La société de M. Giuliani n'a pas donné de précisions sur la nature de son «travail» mais, selon le Wall Street Journal, David Matlin, un des fondateurs de la société d'investissements en obligations MatlinPatterson, veut lever plus d'un milliard de dollars pour acquérir des obligations WorldCom.

Giuliani Partners, installée à New York dans de luxueux bureaux surplombant Times Square, met notamment à la disposition de ses clients son impressionnant carnet d'adresses.

David Matlin, qui aurait déjà acheté pour plus de 300 millions de dollars de dettes du groupe de télécommunications, pourrait devenir l'un des plus gros créanciers de WorldCom et ensuite, grâce à ce levier, faire nommer Rudolph Giuliani au poste de président du conseil d'administration, affirme le quotidien financier. «Rudy», baptisé aussi «maire de l'Amérique» pour le courage et la détermination montrés dans le sillage des attaques terroristes contre le World Trade Center, s'est refusé à tout commentaire.

Le Wall Street Journal avait affirmé dès lundi que le nouveau p.-d.g. de WorldCom, Michael Capellas, souhaitait rencontrer M. Giuliani pour le faire entrer au conseil d'administration du groupe et même lui proposer le poste de président. «Nous allons voir si nous avons un rôle pour Giuliani. Nous avançons et cherchons à rassembler un conseil d'administration composé de personnalités de niveau mondial», a déclaré Michael Capellas, ex-numéro deux de Hewlett Packard nommé vendredi patron de WorldCom.

Le héros de l'Amérique n'a pas parlé mais Giuliani Partners a souligné son souhait «de faire une contribution positive pour WorldCom, ses employés et ses clients», en travaillant notamment «sur un modèle de gouvernement d'entreprise que le groupe pourrait utiliser lorsqu'il sortira de la faillite».

WorldCom, deuxième groupe américain de télécommunications longue distance, s'est placé en juillet dernier sous la protection de la loi sur les faillites à la suite de la découverte de manipulations comptables dépassant les neuf milliards de dollars.
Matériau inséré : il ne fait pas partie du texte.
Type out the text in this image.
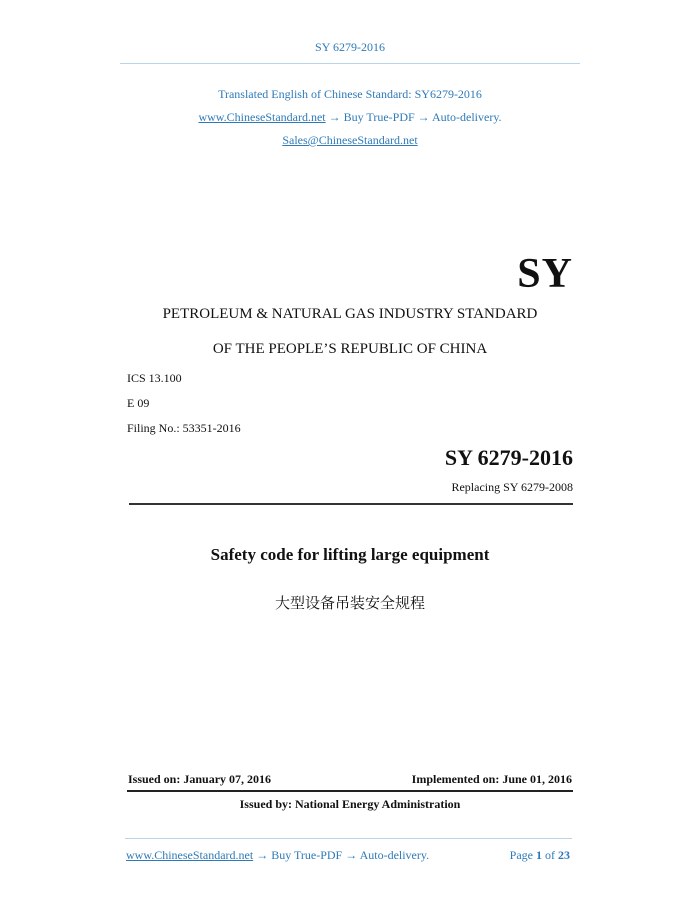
SY 6279-2016
Translated English of Chinese Standard: SY6279-2016
www.ChineseStandard.net → Buy True-PDF → Auto-delivery.
Sales@ChineseStandard.net
SY
PETROLEUM & NATURAL GAS INDUSTRY STANDARD
OF THE PEOPLE’S REPUBLIC OF CHINA
ICS 13.100
E 09
Filing No.: 53351-2016
SY 6279-2016
Replacing SY 6279-2008
Safety code for lifting large equipment
大型设备吊装安全规程
Issued on: January 07, 2016	Implemented on: June 01, 2016
Issued by: National Energy Administration
www.ChineseStandard.net → Buy True-PDF → Auto-delivery.	Page 1 of 23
Il s'agit de la plus grosse banqueroute de l'histoire américaine.

Redresser l'image

L'arrivée de M. Giuliani à WorldCom serait la bienvenue pour redresser l'image du groupe sérieusement ternie par les scandales. À défaut d'une grande expérience du monde des affaires, l'ex-maire de New York apporterait, outre ses relations, son image d'homme intègre. Avant même de diriger New York, M. Giuliani, alors procureur fédéral de Manhattan, s'était fait connaître pour sa lutte acharnée contre la mafia.

Michael Capellas a promis de faire sortir «aussi rapidement que possible» de la faillite le géant des télécommunications, en bâtissant un WorldCom nouveau fondé avant tout sur l'intégrité de sa direction. La participation de «Rudy» au sauvetage de WorldCom lui donnerait encore un peu plus de popularité et davantage de «carrure» dans l'attente d'un très probable retour à une carrière politique.